«Belle par essence», c'est de cette manière que le co-fondateur de l'agence LAN Umberto Napolitano définit l'architecture. Pensée pour répondre aux besoins du présent et aux questions de demain selon lui, elle doit ainsi pouvoir accompagner les changements socio-culturels qui animent les villes, par l'innovation et la prise de risque des architectes d'autant plus importante aujourd'hui. Précisions.
tema.archi : Comment définiriez-vous la notion de geste architectural ?
Umberto Napolitano : Je sais ce qu'est l’architecture mais je ne sais pas s’il existe un geste. Il existe des espaces qui sont cohérents, construits en intelligence et qui sont dédiés à la collectivité. Une architecture est par essence belle. Elle est belle parce qu’elle contient une forme de vérité, de cohérence qui la rend belle. Pour moi, il faut dissocier l’architecture de la construction.
Quelle distinction faites-vous entre les deux ?
L’architecture est une oeuvre qui comprend toutes les valeurs de beauté, d’écologie et de durabilité alors que la construction correspond à la technique à travers laquelle nous bâtissons des oeuvres artefacts. L’architecture est une matière, un projet d’architecture devance le questionnement et répond à des questions qui se posent non seulement aujourd'hui mais aussi demain. C’est tout l’intérêt de ce métier qui devient une passion.
On génère un projet parce qu’on a besoin d’habiter, on a besoin de lieux pour la culture. On construit donc pour un besoin à un instant T mais l'architecte travaille aussi à devancer les besoins de demain, qui nécessiteront des ajustements des espaces. L’architecture doit accompagner les changements socio-culturels, climatiques, et identitaires d’une ville. Si l’architecte ne sait pas répondre à ces questionnements, alors il s’agit plutôt de construction.
Comment est-ce qu’on repense notre approche de l’architecture pour faire face aux défis climatiques, sanitaires et sociaux actuels ?
Je pense qu'une partie du monde a besoin d’être innovée. Nous devons re-questionner l’architecture au vue d'enjeux environnementaux, notamment mais aussi notre façon de «dealer avec l’espace» qui est relativement rétrograde et issue de la modernité, de la période d’après-guerre.
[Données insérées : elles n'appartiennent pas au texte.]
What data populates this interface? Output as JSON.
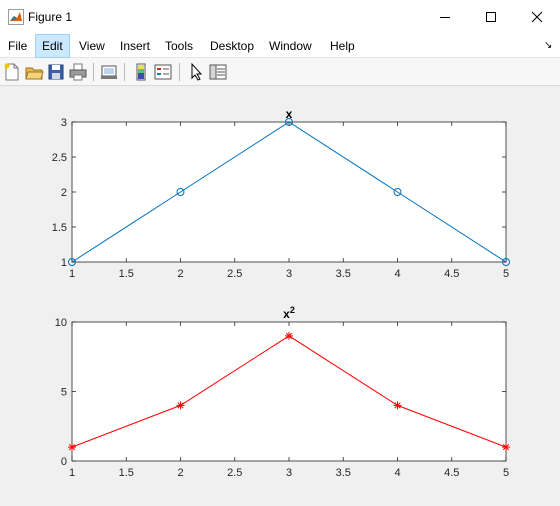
{
  "window": {
    "title": "Figure 1"
  },
  "menu": {
    "items": [
      "File",
      "Edit",
      "View",
      "Insert",
      "Tools",
      "Desktop",
      "Window",
      "Help"
    ],
    "active": "Edit"
  },
  "toolbar": {
    "icons": [
      "new-figure-icon",
      "open-file-icon",
      "save-figure-icon",
      "print-figure-icon",
      "link-plot-icon",
      "insert-colorbar-icon",
      "insert-legend-icon",
      "edit-plot-icon",
      "property-inspector-icon"
    ]
  },
  "chart_data": [
    {
      "type": "line",
      "title": "x",
      "x": [
        1,
        2,
        3,
        4,
        5
      ],
      "series": [
        {
          "values": [
            1,
            2,
            3,
            2,
            1
          ],
          "color": "#0072bd",
          "marker": "circle"
        }
      ],
      "xlim": [
        1,
        5
      ],
      "ylim": [
        1,
        3
      ],
      "xticks": [
        "1",
        "1.5",
        "2",
        "2.5",
        "3",
        "3.5",
        "4",
        "4.5",
        "5"
      ],
      "yticks": [
        "1",
        "1.5",
        "2",
        "2.5",
        "3"
      ]
    },
    {
      "type": "line",
      "title": "x",
      "title_superscript": "2",
      "x": [
        1,
        2,
        3,
        4,
        5
      ],
      "series": [
        {
          "values": [
            1,
            4,
            9,
            4,
            1
          ],
          "color": "#ff0000",
          "marker": "asterisk"
        }
      ],
      "xlim": [
        1,
        5
      ],
      "ylim": [
        0,
        10
      ],
      "xticks": [
        "1",
        "1.5",
        "2",
        "2.5",
        "3",
        "3.5",
        "4",
        "4.5",
        "5"
      ],
      "yticks": [
        "0",
        "5",
        "10"
      ]
    }
  ]
}
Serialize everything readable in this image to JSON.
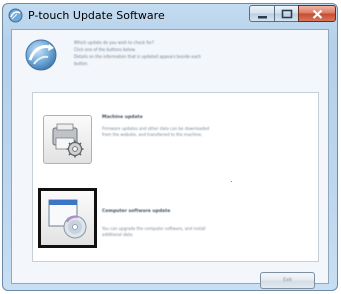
{
  "window": {
    "title": "P-touch Update Software",
    "controls": [
      "minimize",
      "maximize",
      "close"
    ]
  },
  "header": {
    "icon": "update-globe-icon",
    "lines": [
      "Which update do you wish to check for?",
      "Click one of the buttons below.",
      "Details on the information that is updated appears beside each",
      "button."
    ]
  },
  "options": [
    {
      "id": "machine",
      "icon": "printer-gear-icon",
      "title": "Machine update",
      "description_lines": [
        "Firmware updates and other data can be downloaded",
        "from the website, and transferred to the machine."
      ],
      "selected": false
    },
    {
      "id": "computer",
      "icon": "window-disc-icon",
      "title": "Computer software update",
      "description_lines": [
        "You can upgrade the computer software, and install",
        "additional data."
      ],
      "selected": true
    }
  ],
  "footer": {
    "exit_label": "Exit"
  },
  "colors": {
    "frame": "#bcd6ee",
    "client": "#f3f6fa",
    "selection_border": "#111111",
    "close_button": "#c44c32"
  }
}
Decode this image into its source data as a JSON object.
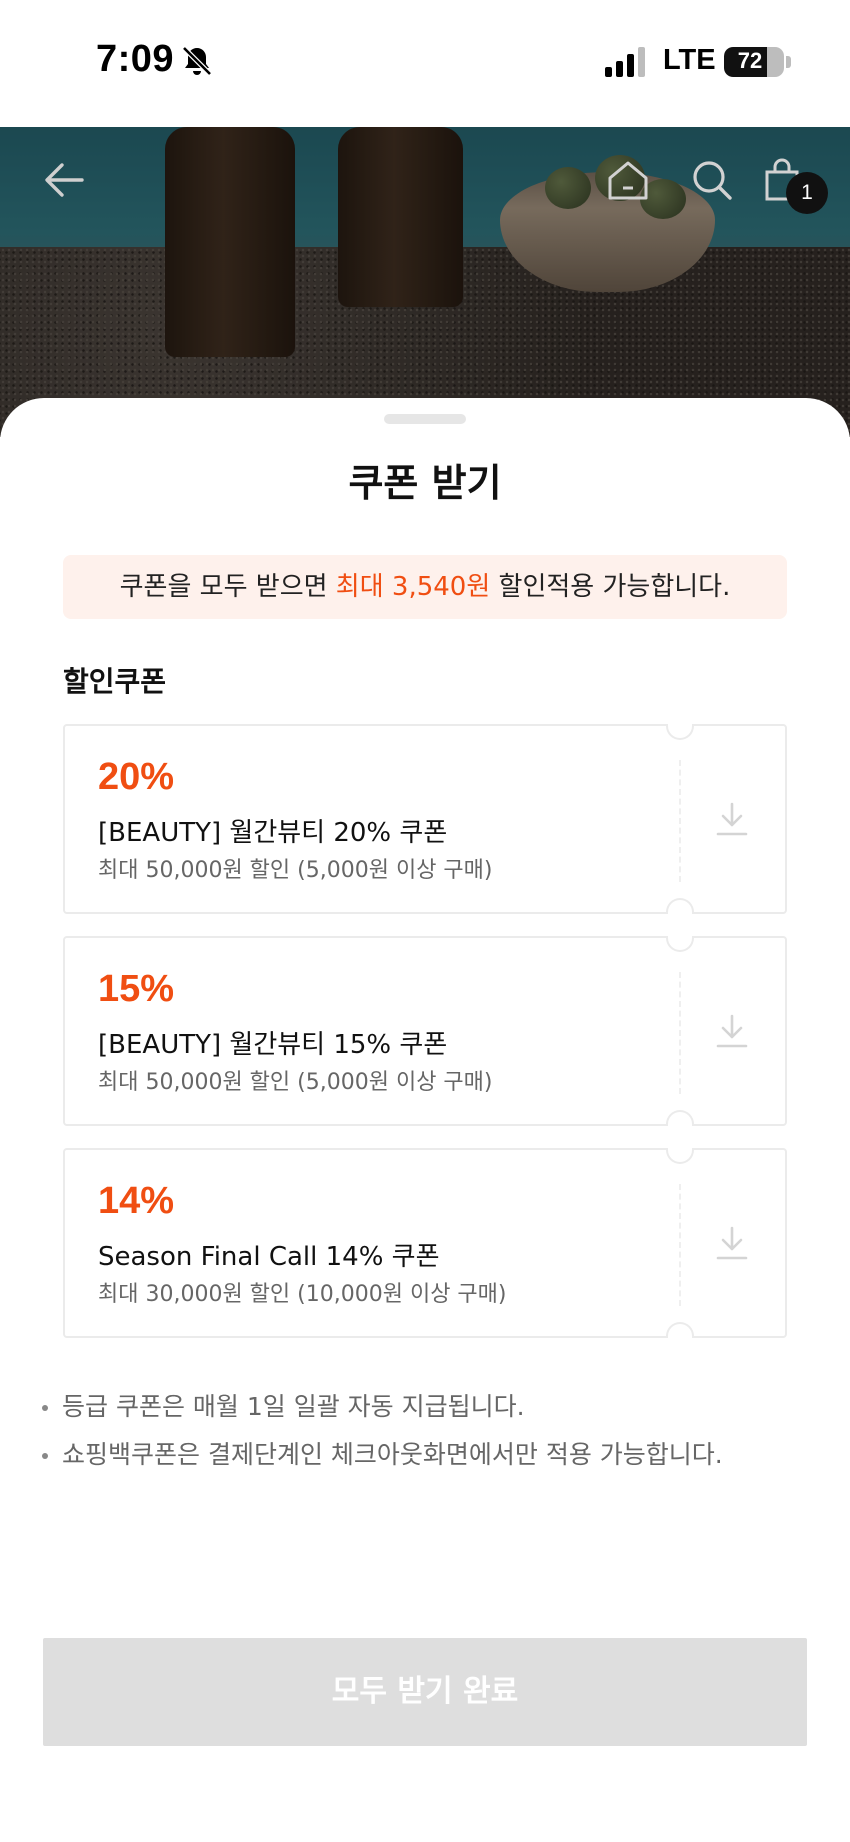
{
  "status_bar": {
    "time": "7:09",
    "network": "LTE",
    "battery": "72",
    "battery_level": 0.72,
    "icons": [
      "bell-slash-icon",
      "signal-icon",
      "battery-icon"
    ]
  },
  "header": {
    "icons": [
      "back-arrow-icon",
      "home-icon",
      "search-icon",
      "shopping-bag-icon"
    ],
    "cart_count": "1"
  },
  "sheet": {
    "title": "쿠폰 받기",
    "banner": {
      "prefix": "쿠폰을 모두 받으면 ",
      "highlight": "최대 3,540원",
      "suffix": " 할인적용 가능합니다."
    },
    "section_title": "할인쿠폰",
    "coupons": [
      {
        "percent": "20%",
        "name": "[BEAUTY] 월간뷰티 20% 쿠폰",
        "condition": "최대 50,000원 할인 (5,000원 이상 구매)"
      },
      {
        "percent": "15%",
        "name": "[BEAUTY] 월간뷰티 15% 쿠폰",
        "condition": "최대 50,000원 할인 (5,000원 이상 구매)"
      },
      {
        "percent": "14%",
        "name": "Season Final Call 14% 쿠폰",
        "condition": "최대 30,000원 할인 (10,000원 이상 구매)"
      }
    ],
    "notes": [
      "등급 쿠폰은 매월 1일 일괄 자동 지급됩니다.",
      "쇼핑백쿠폰은 결제단계인 체크아웃화면에서만 적용 가능합니다."
    ],
    "cta_label": "모두 받기 완료"
  },
  "colors": {
    "accent": "#f04e12",
    "banner_bg": "#fef1ec",
    "cta_disabled": "#dedede"
  }
}
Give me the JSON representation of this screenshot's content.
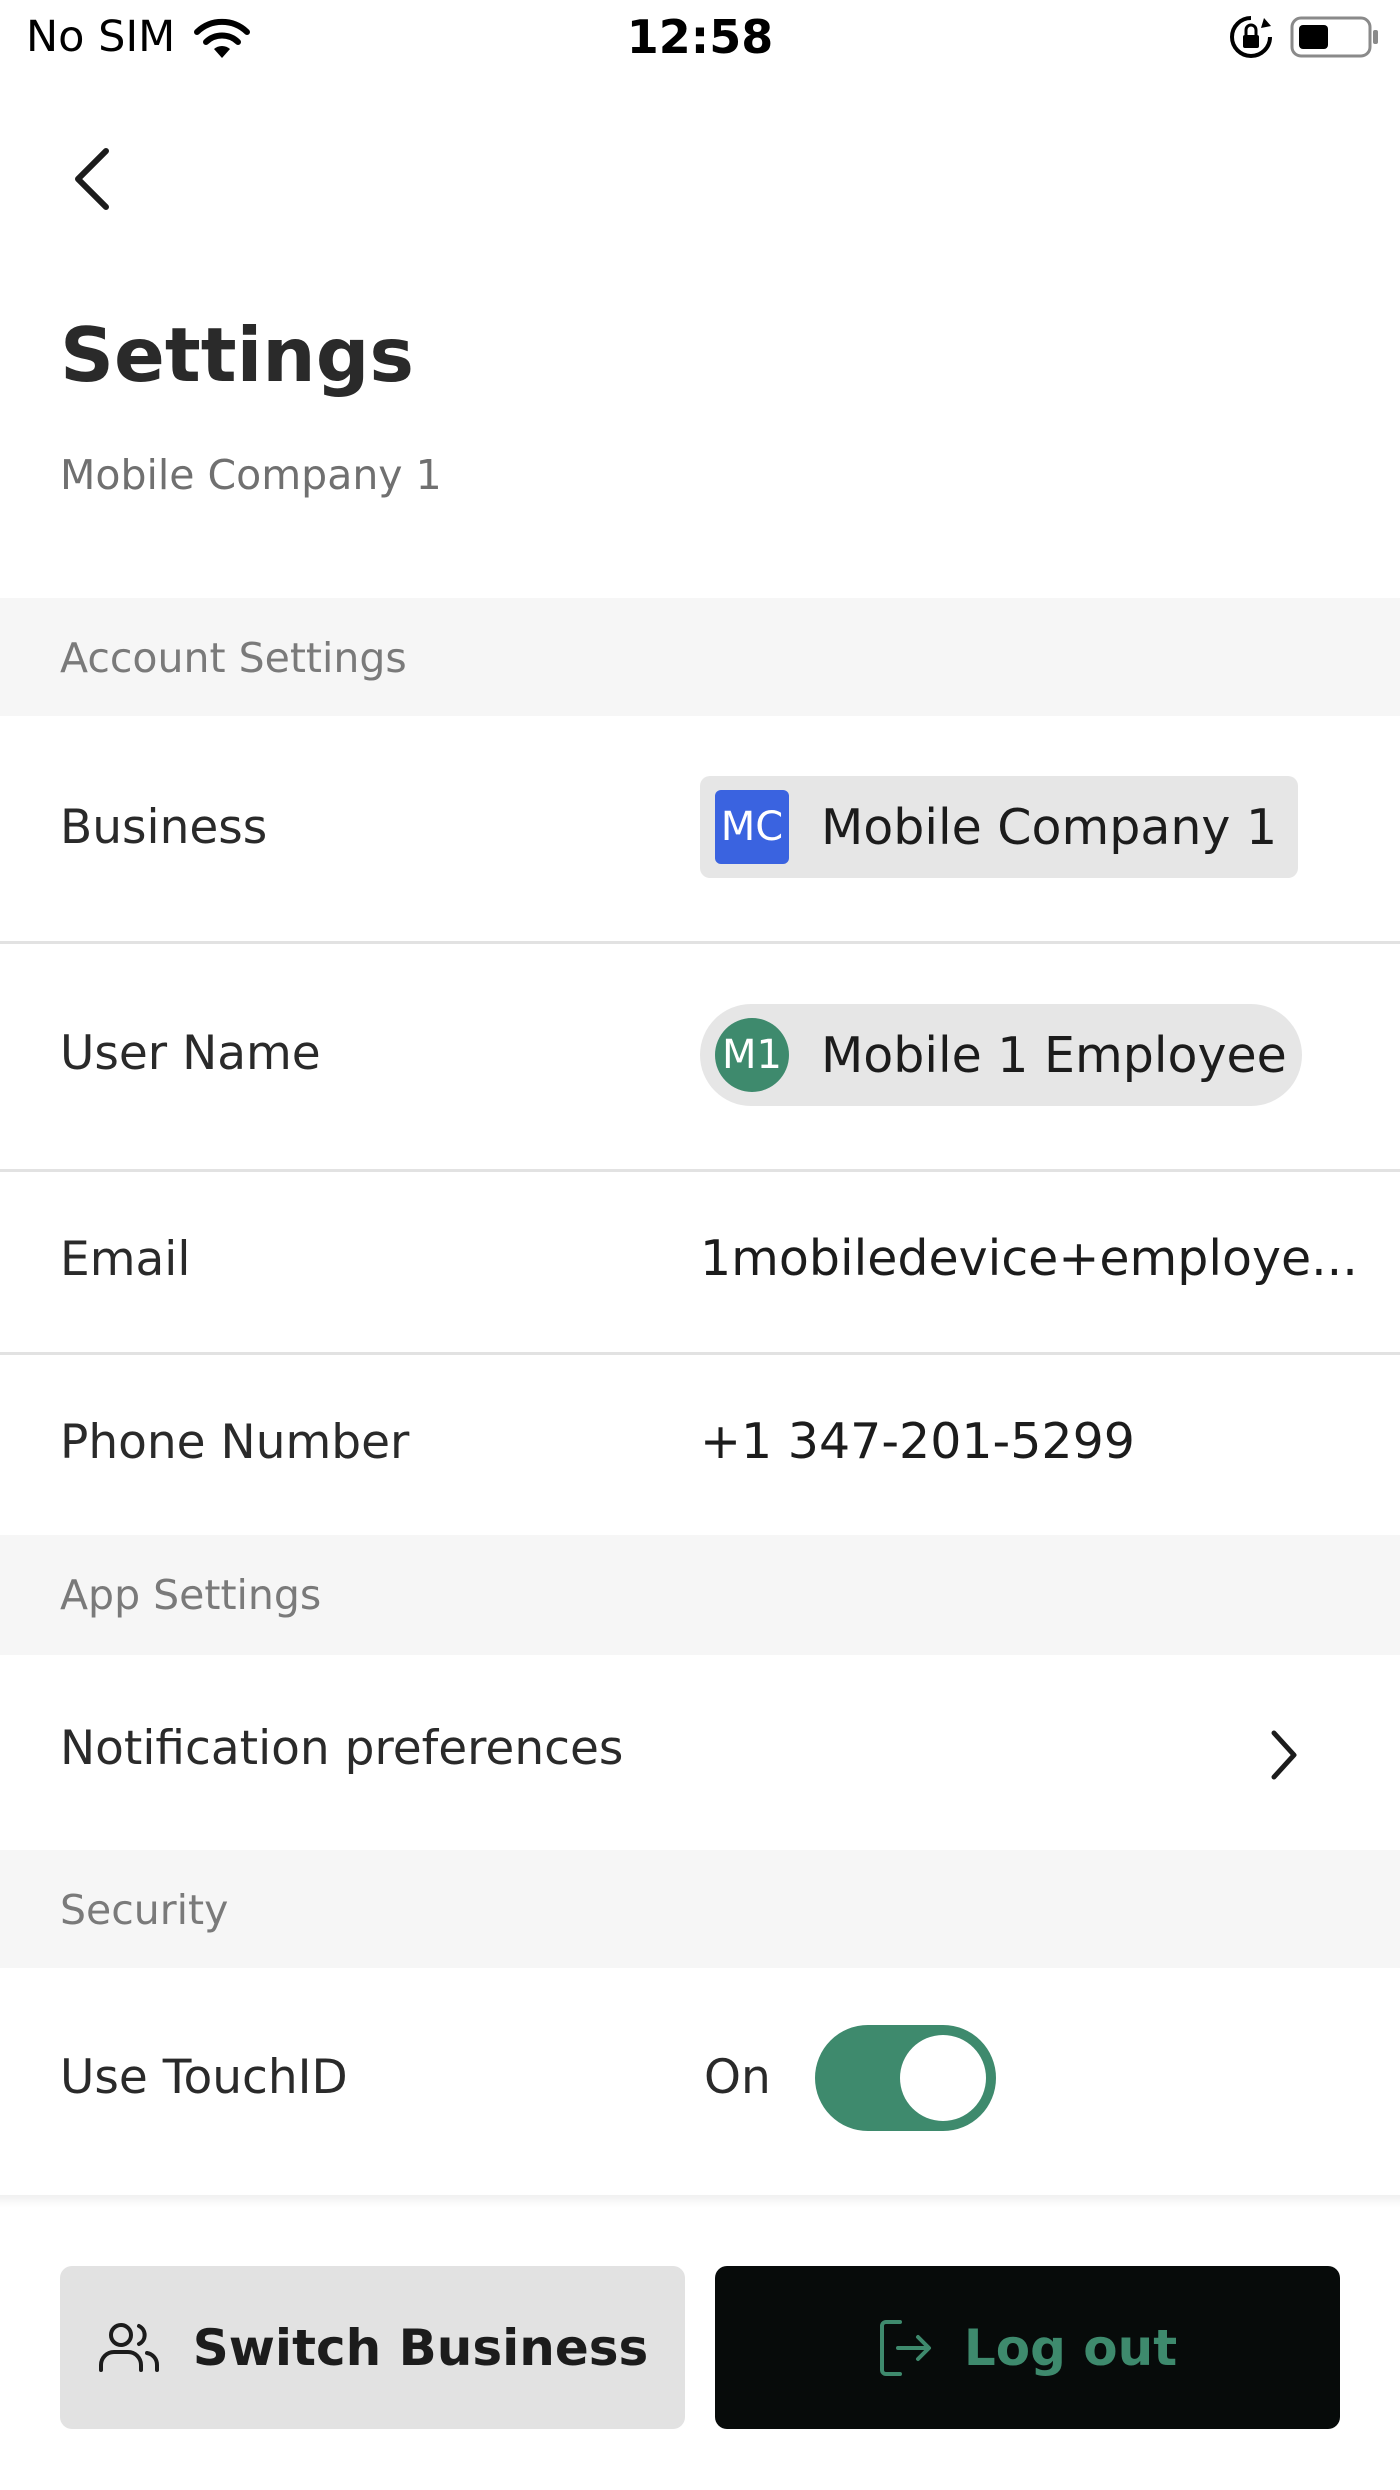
{
  "status_bar": {
    "carrier": "No SIM",
    "time": "12:58"
  },
  "header": {
    "title": "Settings",
    "subtitle": "Mobile Company 1"
  },
  "sections": {
    "account": {
      "title": "Account Settings",
      "business_label": "Business",
      "business_initials": "MC",
      "business_name": "Mobile Company 1",
      "user_label": "User Name",
      "user_initials": "M1",
      "user_name": "Mobile 1 Employee",
      "email_label": "Email",
      "email_value": "1mobiledevice+employe...",
      "phone_label": "Phone Number",
      "phone_value": "+1 347-201-5299"
    },
    "app": {
      "title": "App Settings",
      "notifications_label": "Notification preferences"
    },
    "security": {
      "title": "Security",
      "touchid_label": "Use TouchID",
      "touchid_state": "On"
    }
  },
  "actions": {
    "switch_business": "Switch Business",
    "log_out": "Log out"
  },
  "colors": {
    "accent": "#3e8a6d",
    "business_avatar": "#3a63e0",
    "user_avatar": "#3e8a6d"
  }
}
Théâtre du Maillon à Strasbourg - Arch. LAN © Charly Broyez, via agence LAN
Jusqu’à maintenant, on a adopté une vision par l’usage mais on s’est aperçus depuis quelques années, que ce lien direct entre fonction et espace est faussé. On a donc désormais besoin d’innover et de penser l’espace en fonction de nouvelles prises de conscience récentes. L’innovation en soit nécessite de passer par des tentatives. En tant qu’architecte, il nous faut aussi être disposé à nous tromper, il faut accepter que l’innovation passe par des prises de risque. Les projets sont, chacun à leur manière, des occasions d’innover. Pour autant, les risques pris dans la société aujourd'hui sont encore très contenus, je pense que nous ne sommes pas vraiment prêts à en prendre.
Pensez-vous que l'architecture doit aller vers plus de sobriété, cette idée de frugalité souvent évoquée ces derniers temps ?
La «frugalité architecturale» est là depuis toujours, le fait de construire des bâtiment avec le moins de matière et d’effort possible c’est quelque chose que l’architecture a dans son ADN. Pour moi, il faut penser la question du bâtiment frugal dans son rapport au temps, autrement il n’a pas de sens.
Et puis, il faut aussi avoir un fond d’honnêteté en tant qu’architecte pour admettre qu’on est face à des incertitudes permanentes, et c’est dans ce doute que l’on va trouve le salut. L’architecture doit répondre à une addition de ces doutes.
* Cet entretien a été réalisé et publié initialement à l'occasion de la 5e édition des Journées Nationales de l'Architecture qui, en 2020, mettait à l'honneur l'architecture du quotidien.